Страница 18 из 49
- Мы, русские, иначе не умеем... все с головой, Я слышал, художник Иванов показался Штраусу сумасшедшим оттого, что его "Жизнь Иисуса" выучил от доски до доски и приставать вздумал к автору с такич ми вещами, о которых тот уж и думать забыл.
- Последнее вы предполагаете сделать со мной? - улыбнулся Достоевский.
- Вы угадали, - не улыбаясь ответно, сказал Михаил. Он стал очень серьезен. - Да, я именно пристально вас читал. И, мучась некоторыми мыслями относительно вас, я у вас же набрел на разгадку, на некое одно "кстати"...
- Любопытно, очень любопытно...
- Вы говорите, между прочим, следующее: "Кстати, мне всегда приятней было обдумывать мои сочинения и мечтать, как они у меня напишутся, чем в самом деле писать их". И спрашиваете тут же: отчего это?
- Ну-с, и вы мне хотите сказать, отчего?
- Увольте... Уж это пускай вам говорит ваша совесть...
Я с удивлением взглянул на Михаила.
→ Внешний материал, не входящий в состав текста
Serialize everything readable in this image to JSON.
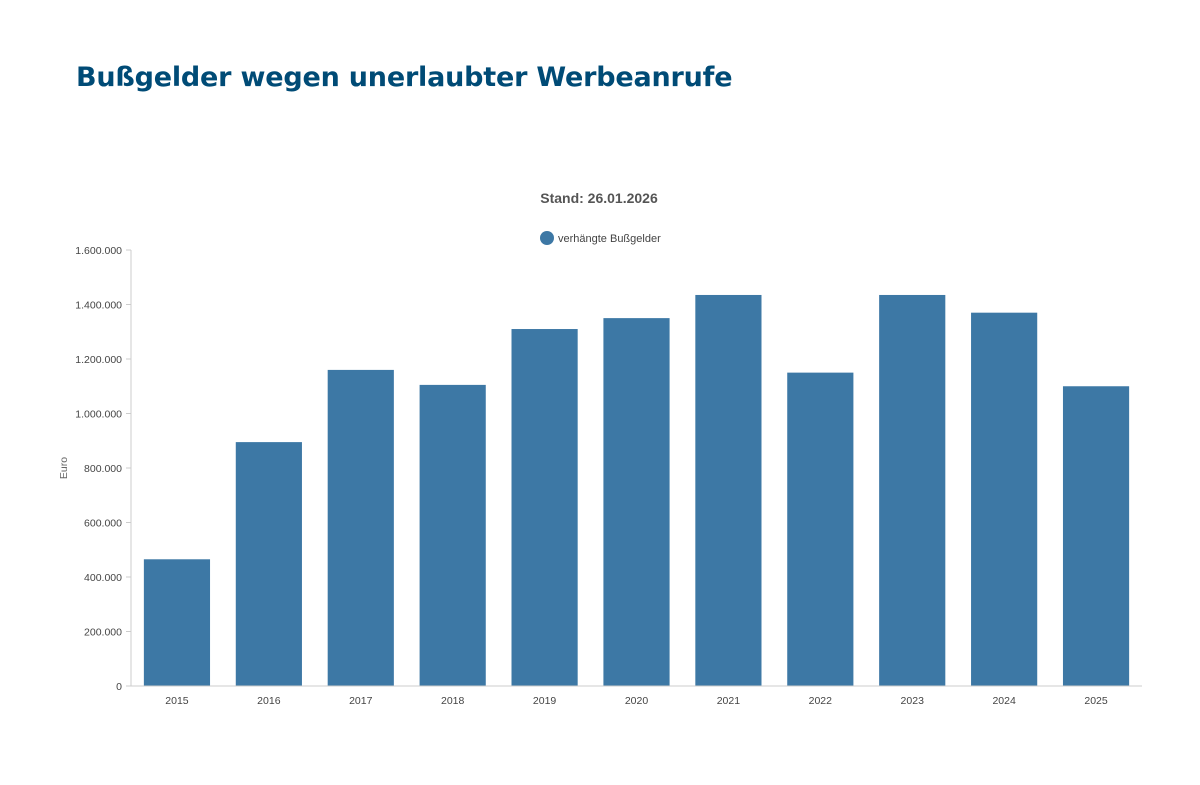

Он сказал фразу почти грубо и совершенно, по-моему, неуместно. Что же в том плохого, если кто мечту предпочитает словесному выражению? На мой взгляд, это даже поэтично, ибо мечта - бескорыстней всего.
Но Достоевский не удивился. Он склонил голову и внимательно, будто собираясь чему-то учиться, как бы с особым уважением слушал Михаила.
Насколько Достоевский поразил меня в салоне тетушки своей угловатостью, настолько сейчас я пленен был его внутренней обаятельной деликатностью, с которой пытался он как бы расправить судорожность волнения Михаила, которое, казалось, он до тонкости понимал.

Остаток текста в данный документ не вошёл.